Une chose qui a pu contribuer à provoquer en moi cet ébranlement, c’est que j’ai appris le jour de mon passage à Cahors, d’où je vous avais envoyé une carte, qu’un de mes bons amis, condisciple du Lycée de Cahors et qui étant médecin à Paris s’était occupé de me donner les premiers soins lors de ma crise cardiaque, cet ami donc j’ai appris qu’il venait de mourir brusquement dans la première quinzaine d’aout et précisément d’un arrêt du cœur. Cette nouvelle m’a provoqué un coup vraiment pénible qui a peut-être retenti fâcheusement sur mon état physique.

Enfin ne vous tourmentez pas. Je suis maintenant à peu près remis d’aplomb, mais c’est bien affligeant de vivre ainsi avec une épée de Damoclès suspendue sur sa tête.

J’espère, chère Suzanne, que votre solitude a pris fin et que vous avez retrouvé depuis longtemps votre chère maman.

Comme il y a eu tellement de trous dans notre correspondance, bien des questions que je voulais vous poser sont restées en suspens. Je reviens donc en arrière.

Et tout d’abord, dites-moi je vous prie quel genre de Secrétariat vous est confié ? Est-ce chez un particulier ou dans une société commerciale ou industrielle ? Êtes-vous satisfaite et vos rapports avec les personnes avec lesquelles vous collaborez sont-ils agréables ?

Est-ce que vous avez pu enfin toucher le mandat pour lequel on vous faisait des difficultés ? Sinon je ferai des réclamations au bureau où je l’ai émis, ayant conservé le talon.

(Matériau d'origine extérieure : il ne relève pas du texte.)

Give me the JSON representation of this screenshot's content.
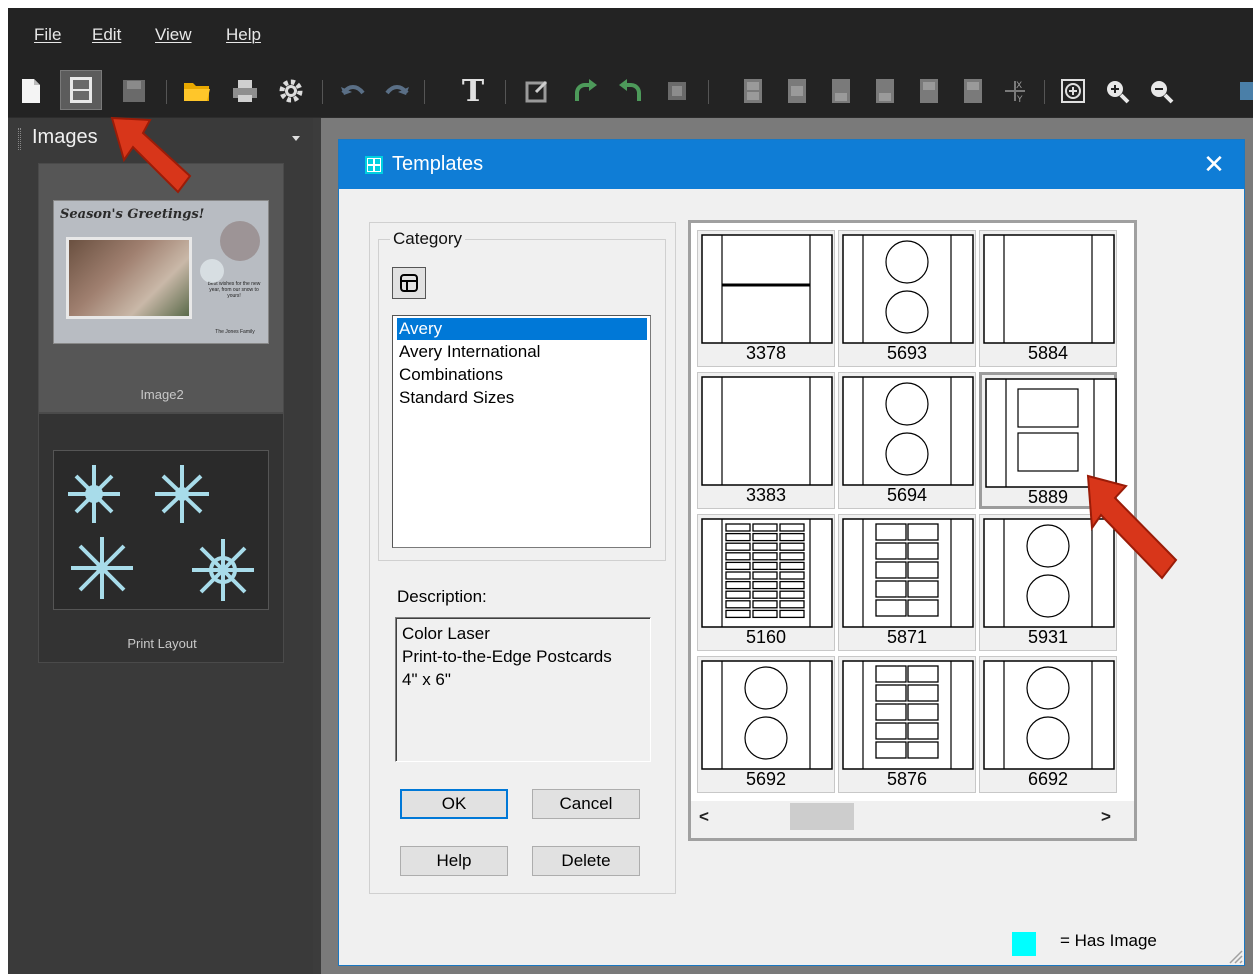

Autrefois vous m’aviez écrit que votre frère voulait aller faire carrière au Sahara. A-t-il donné suite à ce projet ?

Est-ce que ce Secrétariat vous empêchera de vous échapper pour venir passer, comme d’habitude, quelques jours à Paris ? Répondez-moi sur ce point.

Je joins à ma lettre cette carte que je trouve ravissante et qui évoque un peu un de ces châteaux romantiques faisant partie du décor Wagnérien. Je suis sûr que ce paysage de rêve vous plaira.

Ma cousine va bien ces temps-ci. Elle vient d’avoir 80 ans. C’est probablement elle qui m’enterrera.

Je vous quitte, chère Suzanne, et dans l’attente de vous lire, je vous embrasse de tout mon cœur.